É nesse corporativismo que Genoino se escora. Ele está disposto a se colocar no papel de vítima da Justiça e transformar sua prisão em mais um fato político, recheado de declarações sobre perseguições e tentativas de ataques à popularidade de integrantes do PT. O que o ex-presidente do PT não contabiliza é que o atual cenário é bem diferente das outras seis vezes em que foi empossado como deputado federal. Antes, ele desempenhava o papel de defensor da democracia e ex-preso político por sua militância contra a ditadura. Atualmente, é um dos 25 condenados no maior processo já julgado pelo Supremo. Sua participação no mensalão foi considerada importante para que o esquema funcionasse.
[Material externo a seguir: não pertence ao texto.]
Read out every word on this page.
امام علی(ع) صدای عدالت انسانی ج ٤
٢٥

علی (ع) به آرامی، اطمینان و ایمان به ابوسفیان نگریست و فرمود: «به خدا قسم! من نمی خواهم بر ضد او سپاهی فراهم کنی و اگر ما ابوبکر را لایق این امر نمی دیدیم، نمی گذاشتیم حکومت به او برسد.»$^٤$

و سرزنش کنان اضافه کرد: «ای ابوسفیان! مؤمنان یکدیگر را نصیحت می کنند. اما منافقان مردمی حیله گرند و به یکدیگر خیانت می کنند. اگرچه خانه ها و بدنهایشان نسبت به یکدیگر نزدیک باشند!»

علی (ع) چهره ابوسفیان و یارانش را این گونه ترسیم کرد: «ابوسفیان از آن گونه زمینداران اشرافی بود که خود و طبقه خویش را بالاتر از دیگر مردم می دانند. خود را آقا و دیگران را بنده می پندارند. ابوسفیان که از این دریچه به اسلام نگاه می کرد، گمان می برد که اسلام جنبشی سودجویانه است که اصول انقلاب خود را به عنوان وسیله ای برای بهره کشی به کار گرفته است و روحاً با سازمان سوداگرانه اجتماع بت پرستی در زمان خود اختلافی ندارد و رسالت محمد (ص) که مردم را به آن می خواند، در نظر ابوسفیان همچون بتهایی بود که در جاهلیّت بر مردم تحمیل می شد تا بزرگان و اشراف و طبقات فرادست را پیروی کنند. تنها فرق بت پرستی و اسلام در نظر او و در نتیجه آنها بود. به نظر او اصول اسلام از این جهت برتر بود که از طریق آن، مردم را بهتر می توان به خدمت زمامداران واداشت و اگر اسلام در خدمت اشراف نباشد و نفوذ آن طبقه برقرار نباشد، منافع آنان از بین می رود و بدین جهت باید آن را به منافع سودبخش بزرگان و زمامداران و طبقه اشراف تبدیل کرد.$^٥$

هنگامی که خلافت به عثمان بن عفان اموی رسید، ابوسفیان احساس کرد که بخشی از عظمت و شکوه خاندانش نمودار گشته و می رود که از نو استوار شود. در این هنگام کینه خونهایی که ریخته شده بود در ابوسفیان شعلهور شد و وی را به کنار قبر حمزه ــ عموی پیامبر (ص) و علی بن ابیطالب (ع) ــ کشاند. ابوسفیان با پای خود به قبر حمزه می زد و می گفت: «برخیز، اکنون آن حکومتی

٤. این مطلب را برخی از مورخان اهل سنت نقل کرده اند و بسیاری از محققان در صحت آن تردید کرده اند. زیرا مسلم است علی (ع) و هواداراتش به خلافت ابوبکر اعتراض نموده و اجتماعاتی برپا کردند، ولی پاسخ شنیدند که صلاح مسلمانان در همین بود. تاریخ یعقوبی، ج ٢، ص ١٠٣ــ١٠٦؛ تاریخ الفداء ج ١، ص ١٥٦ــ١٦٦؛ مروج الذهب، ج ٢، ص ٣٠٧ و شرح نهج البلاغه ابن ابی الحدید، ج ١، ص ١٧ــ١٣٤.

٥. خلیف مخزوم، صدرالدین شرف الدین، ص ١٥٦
Além das penas de prisão, ele terá de devolver mais de ­R$ 400 mil aos cofres públicos. “Parte desse dinheiro pode sair do erário, porque ele será remunerado com dinheiro público por meses”, diz David Fleischer, cientista político da Universidade de Brasília. “Quem perde com essa posse é a Câmara dos Deputados, que passa por mais um processo de desmoralização. Todos perderam a chance de demonstrar respeito aos brasileiros e às instituições democráticas.” 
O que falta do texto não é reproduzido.